06 December 2010

A Climate of Intimidation

http://feeds.salon.com/~r/salon/greenwald/~3/zmyyXmIfpqE/wikileaks

UPDATE:  Just to underscore the climate of lawless initmidation that has been created:  before WikiLeaks was on many people's radars (i.e., before the Apache video release), I wrote about the war being waged on them by the Pentagon, interviewed Assange, and urged people to donate money to them.  In response, numerous people asked -- both in comments and via email -- whether they would be in danger, could incur legal liability for providing material support to Terrorism or some other crime, if they donated to WikiLeaks.  Those were American citizens expressing that fear over an organization which had never been remotely charged with any wrongdoing.  

Similarly, I met several weeks ago with an individual who once worked closely with WikiLeaks, but since stopped because he feared that his country -- which has a very broad extradition treaty with the U.S. -- would arrest him and turn him over to the Americans upon request.  He knew he had violated no laws, but given that he's a foreigner, he feared -- justifiably -- that he could easily be held by the United States without charges, denied all sorts of basic rights under the Patriot Act, and otherwise be subject to a system of "justice" which recognizes few limits or liberties, especially when dealing with foreigners accused of aiding Terrorists. 

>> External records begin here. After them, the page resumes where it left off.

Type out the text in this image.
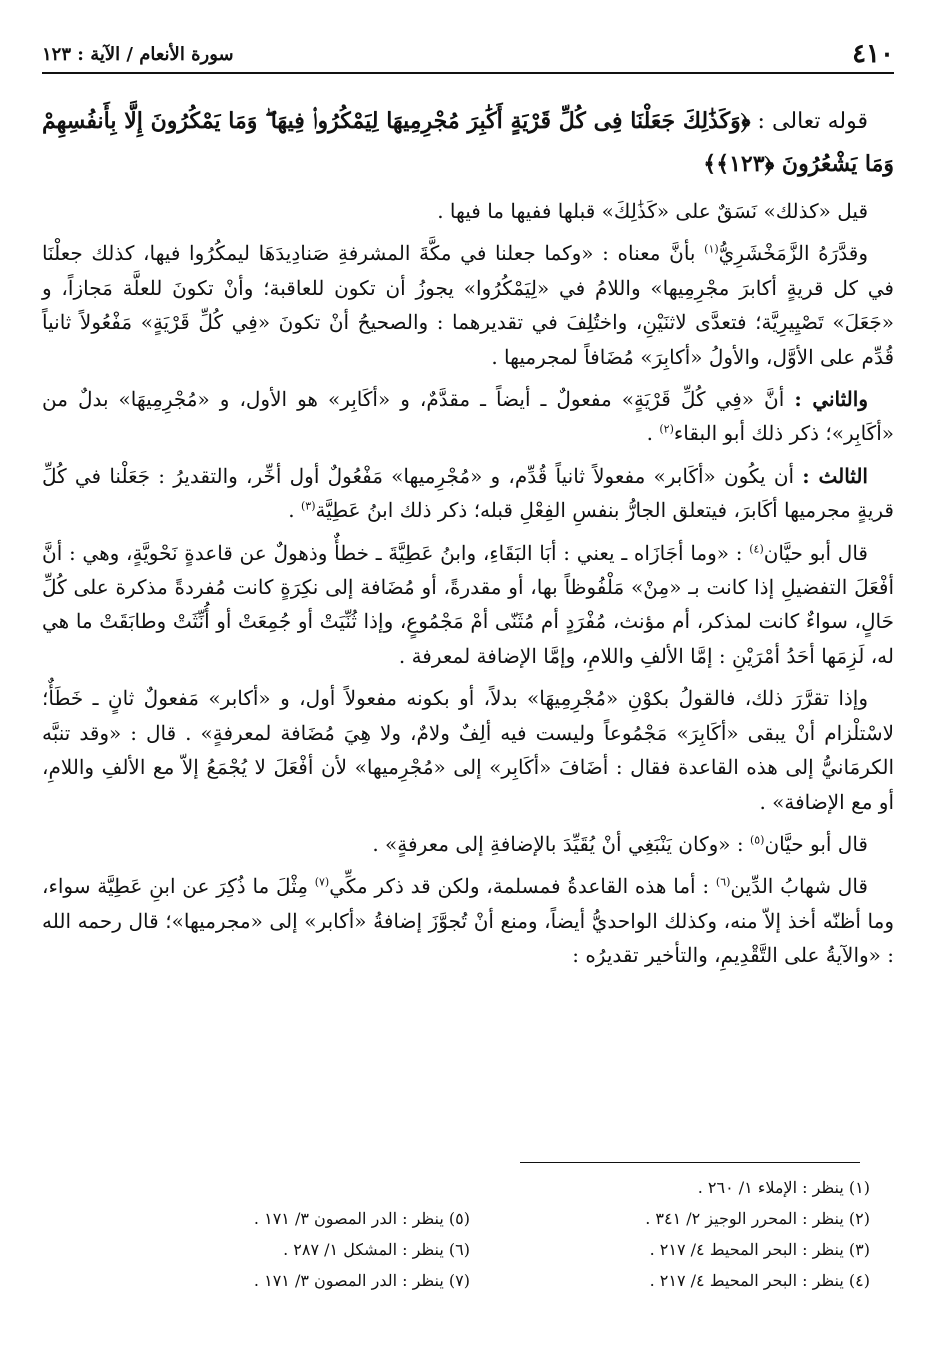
٤١٠
سورة الأنعام / الآية : ١٢٣

قوله تعالى : ﴿وَكَذَٰلِكَ جَعَلْنَا فِى كُلِّ قَرْيَةٍ أَكَٰبِرَ مُجْرِمِيهَا لِيَمْكُرُوا۟ فِيهَا ۖ وَمَا يَمْكُرُونَ إِلَّا بِأَنفُسِهِمْ وَمَا يَشْعُرُونَ ﴿١٢٣﴾﴾

قيل «كذلك» نَسَقٌ على «كَذَٰلِكَ» قبلها ففيها ما فيها .

وقدَّرَهُ الزَّمَخْشَرِيُّ$^{(١)}$ بأنَّ معناه : «وكما جعلنا في مكَّةَ المشرفةِ صَنادِيدَهَا ليمكُرُوا فيها، كذلك جعلْنَا في كل قريةٍ أكابرَ مجْرِمِيها» واللامُ في «لِيَمْكُرُوا» يجوزُ أن تكون للعاقبة؛ وأنْ تكونَ للعلَّة مَجازاً، و «جَعَلَ» تَصْيِيرِيَّة؛ فتعدَّى لاثنَيْنِ، واختُلِفَ في تقديرهما : والصحيحُ أنْ تكونَ «فِي كُلِّ قَرْيَةٍ» مَفْعُولاً ثانياً قُدِّم على الأوَّل، والأولُ «أكابِرَ» مُضَافاً لمجرميها .

والثاني : أنَّ «فِي كُلِّ قَرْيَةٍ» مفعولٌ ـ أيضاً ـ مقدَّمٌ، و «أكَابِر» هو الأول، و «مُجْرِمِيهَا» بدلٌ من «أكَابِر»؛ ذكر ذلك أبو البقاء$^{(٢)}$ .

الثالث : أن يكُون «أكَابر» مفعولاً ثانياً قُدِّم، و «مُجْرِميها» مَفْعُولٌ أول أخِّر، والتقديرُ : جَعَلْنا في كُلِّ قريةٍ مجرميها أكَابرَ، فيتعلق الجارُّ بنفسِ الفِعْلِ قبله؛ ذكر ذلك ابنُ عَطِيَّة$^{(٣)}$ .

قال أبو حيَّان$^{(٤)}$ : «وما أجَازَاه ـ يعني : أبَا البَقَاءِ، وابنُ عَطِيَّةَ ـ خطأٌ وذهولٌ عن قاعدةٍ نَحْويَّةٍ، وهي : أنَّ أفْعَلَ التفضيلِ إذا كانت بـ «مِنْ» مَلْفُوظاً بها، أو مقدرةً، أو مُضَافة إلى نكِرَةٍ كانت مُفردةً مذكرة على كُلِّ حَالٍ، سواءٌ كانت لمذكر، أم مؤنث، مُفْرَدٍ أم مُثَنّى أمْ مَجْمُوعٍ، وإذا ثُنِّيَتْ أو جُمِعَتْ أو أُنِّثَتْ وطابَقَتْ ما هي له، لَزِمَها أحَدُ أمْرَيْنِ : إمَّا الألفِ واللامِ، وإمَّا الإضافة لمعرفة .

وإذا تقرَّرَ ذلك، فالقولُ بكوْنِ «مُجْرِمِيهَا» بدلاً، أو بكونه مفعولاً أول، و «أكابر» مَفعولٌ ثانٍ ـ خَطَأٌ؛ لاسْتلْزام أنْ يبقى «أكَابِرَ» مَجْمُوعاً وليست فيه ألِفٌ ولامٌ، ولا هِيَ مُضَافة لمعرفةٍ» . قال : «وقد تنبَّه الكرمَانيُّ إلى هذه القاعدة فقال : أضَافَ «أكَابِر» إلى «مُجْرِميها» لأن أفْعَلَ لا يُجْمَعُ إلاّ مع الألفِ واللامِ، أو مع الإضافة» .

قال أبو حيَّان$^{(٥)}$ : «وكان يَنْبَغِي أنْ يُقَيِّدَ بالإضافةِ إلى معرفةٍ» .

قال شهابُ الدِّين$^{(٦)}$ : أما هذه القاعدةُ فمسلمة، ولكن قد ذكر مكِّي$^{(٧)}$ مِثْلَ ما ذُكِرَ عن ابنِ عَطِيَّة سواء، وما أظنّه أخذ إلاّ منه، وكذلك الواحديُّ أيضاً، ومنع أنْ تُجوَّزَ إضافةُ «أكابر» إلى «مجرميها»؛ قال رحمه الله : «والآيةُ على التَّقْدِيمِ، والتأخير تقديرُه :

(١) ينظر : الإملاء ١/ ٢٦٠ .
(٢) ينظر : المحرر الوجيز ٢/ ٣٤١ .
(٥) ينظر : الدر المصون ٣/ ١٧١ .
(٣) ينظر : البحر المحيط ٤/ ٢١٧ .
(٦) ينظر : المشكل ١/ ٢٨٧ .
(٤) ينظر : البحر المحيط ٤/ ٢١٧ .
(٧) ينظر : الدر المصون ٣/ ١٧١ .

All the oppressive, lawless policies of the last decade -- lawless detention, Guantanamo, disappearing people to CIA black sites, rendition, the torture regime, denial of habeas corpus, drones, assassinations, private mercenary forces, etc. -- were designed, first and foremost, to instill exactly this fear, to deter any challenge.   Many of these policies continue, and that climate of fear thus endures (see this comment from today as but one of many examples).  As the treatment just thus far of WikiLeaks and Assange demonstrates, that reaction -- though paralyzing and counter-productive -- is not irrational.  And one thing is for sure:  there is nothing the U.S. Government could do -- no matter how lawless or heinous -- which (with rare exception) would provoke the objections of the American establishment media.

How many of the 500+ sites now mirroring Wikileaks are U.S. based? This ought to be a point of national pride, that our citizens move on equal footing with their own government, but instead cowardice is seen as the face of Prudence.